The "200:1 Ratio" Marketing Deception

Many tongkat ali products are marketed with a concentration ratio: "200:1 extract," "400:1 extract," or even "1000:1 extract." These ratios theoretically indicate how many units of raw root material were used to produce one unit of the final extract — a 200:1 extract is presented as 200 times more potent than raw root powder. This is misleading in several ways. First, concentration ratios tell you about the extraction efficiency (water or solvent removed) but say nothing about the bioactive content of the starting material or the final extract — a 200:1 ratio from low-eurycomanone root material could produce an extract with lower eurycomanone content than a 50:1 ratio from high-eurycomanone root. Second, these ratios are largely unverifiable from the label — no standardized analytical method for tongkat ali potency is required by regulators.

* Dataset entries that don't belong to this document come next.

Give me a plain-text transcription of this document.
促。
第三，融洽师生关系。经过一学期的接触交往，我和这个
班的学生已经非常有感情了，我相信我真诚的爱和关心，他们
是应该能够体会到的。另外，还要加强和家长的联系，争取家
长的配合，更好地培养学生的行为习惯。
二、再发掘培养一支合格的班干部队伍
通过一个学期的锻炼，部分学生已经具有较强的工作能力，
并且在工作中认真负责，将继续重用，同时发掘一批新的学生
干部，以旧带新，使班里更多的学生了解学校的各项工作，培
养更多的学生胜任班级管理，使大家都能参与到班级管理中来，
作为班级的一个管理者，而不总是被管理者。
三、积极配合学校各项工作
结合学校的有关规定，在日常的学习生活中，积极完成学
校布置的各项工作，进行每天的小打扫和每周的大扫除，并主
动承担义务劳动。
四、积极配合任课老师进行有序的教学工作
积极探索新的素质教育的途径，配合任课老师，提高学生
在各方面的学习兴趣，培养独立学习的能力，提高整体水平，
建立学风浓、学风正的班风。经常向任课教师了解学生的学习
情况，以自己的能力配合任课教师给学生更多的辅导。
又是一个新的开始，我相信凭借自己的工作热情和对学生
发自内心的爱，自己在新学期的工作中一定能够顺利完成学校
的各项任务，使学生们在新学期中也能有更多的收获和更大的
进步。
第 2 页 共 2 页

Third, the ratios are frequently fabricated; there is no independent audit of concentration claims in dietary supplements.

The clinical research does not use concentration ratios to characterize LJ100 — it uses specific biomarker percentages (eurycomanone %, eurypeptides %, glycosaponins %). The concentration ratio language exists in the market as a proxy quality signal that sounds scientific but conveys no reliable information about bioactive content. A consumer seeing "200:1 Tongkat Ali Extract" has no basis for comparing it to the LJ100 used in the Henkel trial. This disconnect between clinical research characterization and commercial product labeling means consumers cannot meaningfully evaluate whether they are taking anything like the studied intervention.